CBO’s assessment is that the changes in tariffs will reduce the size of the U.S. economy. That effect would differ year by year; on average, from 2025 to 2035, the tariff changes would reduce the rate of real growth in gross domestic product (GDP) by 0.06 percentage points per year. By 2035, CBO estimates, the level of real GDP will be 0.6 percent lower than it was in CBO’s economic forecast from January 2025. That reduction in output reflects both negative and positive effects: the negative effects of higher tariffs through channels such as reduced investment and productivity, and the positive effects of additional revenues from tariffs, which would reduce federal borrowing and increase the funds available for private investment.
In addition to the slower economy, the CBO says prices will jump due to the tariffs, and stay at those higher levels as long as the tariffs are in place.
The increases in tariffs will make consumer goods and capital goods (the physical assets that businesses use to produce goods and services) more expensive, which will reduce the purchasing power of U.S. consumers and businesses. Those increases in costs will put temporary upward pressure on inflation. In CBO’s estimation, the policies analyzed here will increase the average annual rate of inflation, as measured by the price index for personal consumption expenditures, by roughly 0.4 percentage points over 2025 and 2026 relative to index will be 0.9 percent higher. After 2026, the tariffs will not have additional significant effects on prices.
The CBO doesn’t go into detail as to whether poorer or richer Americans will bear the brunt of those price increases and slower economies, because they couldn’t break down exactly which industries might grow or decline, and which products will have the largest price effects.

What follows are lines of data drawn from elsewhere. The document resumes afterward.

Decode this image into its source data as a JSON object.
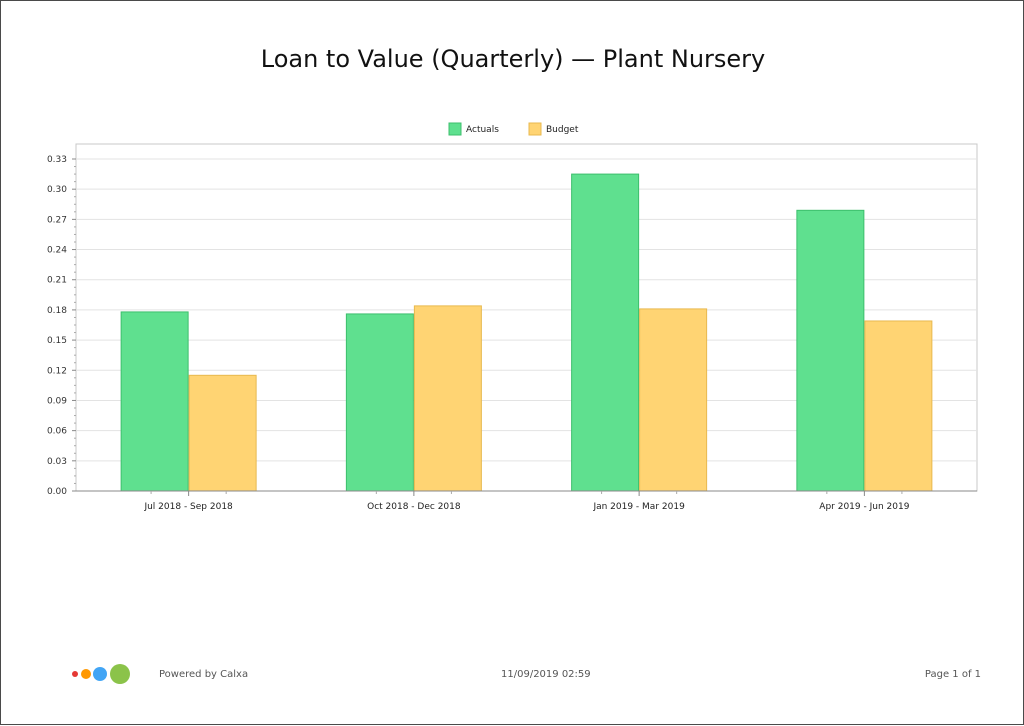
{
  "chart_data": {
    "type": "bar",
    "title": "Loan to Value (Quarterly) — Plant Nursery",
    "categories": [
      "Jul 2018 - Sep 2018",
      "Oct 2018 - Dec 2018",
      "Jan 2019 - Mar 2019",
      "Apr 2019 - Jun 2019"
    ],
    "series": [
      {
        "name": "Actuals",
        "values": [
          0.178,
          0.176,
          0.315,
          0.279
        ],
        "color": "#5fe08f"
      },
      {
        "name": "Budget",
        "values": [
          0.115,
          0.184,
          0.181,
          0.169
        ],
        "color": "#ffd473"
      }
    ],
    "ylim": [
      0,
      0.33
    ],
    "yticks": [
      "0.00",
      "0.03",
      "0.06",
      "0.09",
      "0.12",
      "0.15",
      "0.18",
      "0.21",
      "0.24",
      "0.27",
      "0.30",
      "0.33"
    ],
    "xlabel": "",
    "ylabel": "",
    "grid": true,
    "legend_position": "top-center"
  },
  "footer": {
    "powered_by": "Powered by Calxa",
    "timestamp": "11/09/2019 02:59",
    "page": "Page 1 of 1",
    "logo_colors": [
      "#e53935",
      "#ff9800",
      "#42a5f5",
      "#8bc34a"
    ]
  }
}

But would tariffs really be able to pay for the price tag of Big Beautiful Tax Scam 2.0? Let's look at how much the US government is bringing in for "customs duties" over the last 6 months, after May's Treasury statement was released this week.
So tariff revenue has basically tripled since Tariff Man got going. That would come out to around $15 billion a month in added
taxes on products revenue, so maybe $180 billion a year? Then add in some inflation for the later years and could that $180 billion get to $250 billion a year on average? Seems unlikely, but not impossible.

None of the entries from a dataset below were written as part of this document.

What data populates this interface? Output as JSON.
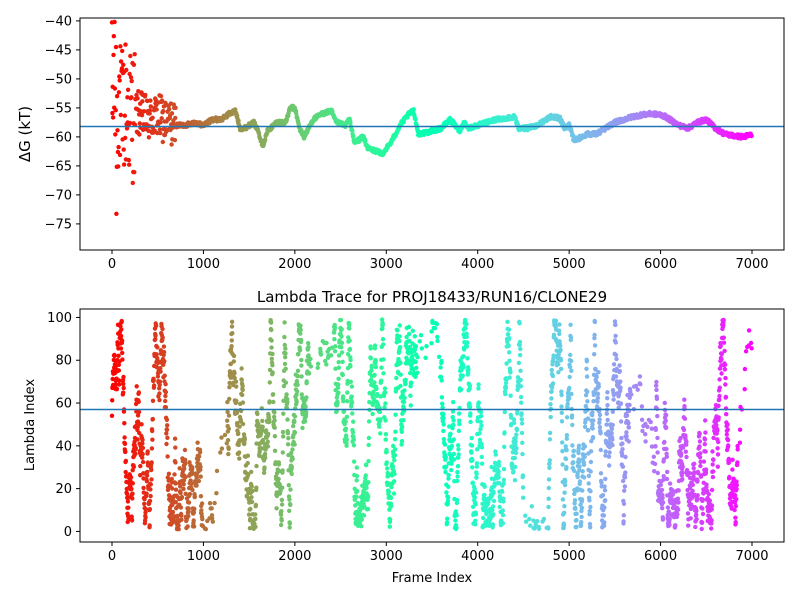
{
  "chart_data": [
    {
      "type": "scatter",
      "title": "",
      "xlabel": "",
      "ylabel": "ΔG (kT)",
      "xlim": [
        -350,
        7350
      ],
      "ylim": [
        -79.5,
        -39.5
      ],
      "xticks": [
        0,
        1000,
        2000,
        3000,
        4000,
        5000,
        6000,
        7000
      ],
      "yticks": [
        -75,
        -70,
        -65,
        -60,
        -55,
        -50,
        -45,
        -40
      ],
      "hline": -58.2,
      "colormap": "rainbow",
      "point_count": 7000,
      "grid": false,
      "trace": [
        [
          0,
          -58
        ],
        [
          25,
          -45
        ],
        [
          50,
          -60
        ],
        [
          75,
          -52
        ],
        [
          100,
          -57
        ],
        [
          150,
          -54
        ],
        [
          200,
          -56
        ],
        [
          300,
          -56
        ],
        [
          400,
          -57
        ],
        [
          500,
          -56.5
        ],
        [
          600,
          -57.5
        ],
        [
          700,
          -58
        ],
        [
          800,
          -58
        ],
        [
          900,
          -57.5
        ],
        [
          1000,
          -58
        ],
        [
          1100,
          -57
        ],
        [
          1200,
          -57
        ],
        [
          1280,
          -56
        ],
        [
          1350,
          -55.5
        ],
        [
          1400,
          -58.5
        ],
        [
          1450,
          -58.5
        ],
        [
          1550,
          -57.5
        ],
        [
          1600,
          -59
        ],
        [
          1650,
          -61.5
        ],
        [
          1700,
          -59
        ],
        [
          1800,
          -57.5
        ],
        [
          1900,
          -57.5
        ],
        [
          1950,
          -55
        ],
        [
          2000,
          -55
        ],
        [
          2050,
          -58.5
        ],
        [
          2100,
          -60
        ],
        [
          2200,
          -57
        ],
        [
          2300,
          -56
        ],
        [
          2400,
          -55.5
        ],
        [
          2450,
          -57.5
        ],
        [
          2550,
          -58
        ],
        [
          2600,
          -57
        ],
        [
          2650,
          -61
        ],
        [
          2700,
          -60.5
        ],
        [
          2750,
          -60
        ],
        [
          2800,
          -62
        ],
        [
          2900,
          -62.5
        ],
        [
          2950,
          -63
        ],
        [
          3050,
          -61
        ],
        [
          3150,
          -58
        ],
        [
          3250,
          -56
        ],
        [
          3300,
          -55.5
        ],
        [
          3350,
          -59.5
        ],
        [
          3500,
          -59
        ],
        [
          3600,
          -58.5
        ],
        [
          3700,
          -57
        ],
        [
          3800,
          -59
        ],
        [
          3850,
          -57.5
        ],
        [
          3900,
          -58.5
        ],
        [
          4000,
          -58
        ],
        [
          4100,
          -57.5
        ],
        [
          4200,
          -57
        ],
        [
          4300,
          -56.8
        ],
        [
          4400,
          -56.5
        ],
        [
          4450,
          -58.5
        ],
        [
          4550,
          -58.5
        ],
        [
          4650,
          -58
        ],
        [
          4750,
          -57
        ],
        [
          4800,
          -56.5
        ],
        [
          4900,
          -56.8
        ],
        [
          4950,
          -58.5
        ],
        [
          5000,
          -58
        ],
        [
          5050,
          -60.5
        ],
        [
          5100,
          -60.3
        ],
        [
          5200,
          -59.5
        ],
        [
          5300,
          -59.5
        ],
        [
          5400,
          -58.5
        ],
        [
          5500,
          -57.5
        ],
        [
          5600,
          -57
        ],
        [
          5700,
          -56.5
        ],
        [
          5800,
          -56.2
        ],
        [
          5900,
          -56
        ],
        [
          6000,
          -56.2
        ],
        [
          6050,
          -56.5
        ],
        [
          6100,
          -57
        ],
        [
          6200,
          -58
        ],
        [
          6300,
          -58.5
        ],
        [
          6400,
          -57.5
        ],
        [
          6500,
          -57
        ],
        [
          6600,
          -58.5
        ],
        [
          6700,
          -59.5
        ],
        [
          6800,
          -59.8
        ],
        [
          6900,
          -60
        ],
        [
          7000,
          -59.6
        ]
      ]
    },
    {
      "type": "scatter",
      "title": "Lambda Trace for PROJ18433/RUN16/CLONE29",
      "xlabel": "Frame Index",
      "ylabel": "Lambda Index",
      "xlim": [
        -350,
        7350
      ],
      "ylim": [
        -4.95,
        103.95
      ],
      "xticks": [
        0,
        1000,
        2000,
        3000,
        4000,
        5000,
        6000,
        7000
      ],
      "yticks": [
        0,
        20,
        40,
        60,
        80,
        100
      ],
      "hline": 57,
      "colormap": "rainbow",
      "lambda_range": [
        0,
        99
      ],
      "point_count": 7000,
      "grid": false
    }
  ]
}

So if we kept all these tariffs on, the already-large deficits wouldn't rise as much (although they'd still go up, especially for the rest of the 2020s). But I have a hard time believing that amount of tariff revenue would lead to an economic outcome most people would want – higher prices and a slower economy. In fact, if you put it together with Big Beautiful Tax Scam 2.0, and most us end up making less!
The worst effects on the economy from tariffs would hit in the next 2 years, while there would be tax hikes and more severe budget cuts coming in the later years of Big Beautiful Tax Scam 2.0....unless Congress and the 2030s president want to make even larger deficits by continuing with Tax Scam 3.0.
This is the other item that is hiding in plain sight - Big Beautiful Tax Scam 2.0 relies on accounting gimmicks to stay within the 10-year budget limits that would allow for 50 Senators to pass it through. But it cynically lays bombs of future tax increases and higher budget cuts that future Congresses would have to deal with. And if they don't want to deal with it and not cause more economic hardship for Americans with real jobs and real-life budget constraints, our deficits go up by even more.
Oh, but I'm sure the Koched-up GOPs in the Senate won't allow these exploding deficits and will put together a taxing and spending plan that doesn't handcuff our future and helps normal Americans over the donor class and.....HAHAHAHA!!! Do you think those MAGAts care about that, or you?
Now,
Tax Scam 2.0 having 2/3 of Americans with opinions disapprove of it, which could make a whole lot of red states become purple for 2026, and their stocks and other investments tanking? That might cause them to deal a little bit with the reality of this budget-busting Scam.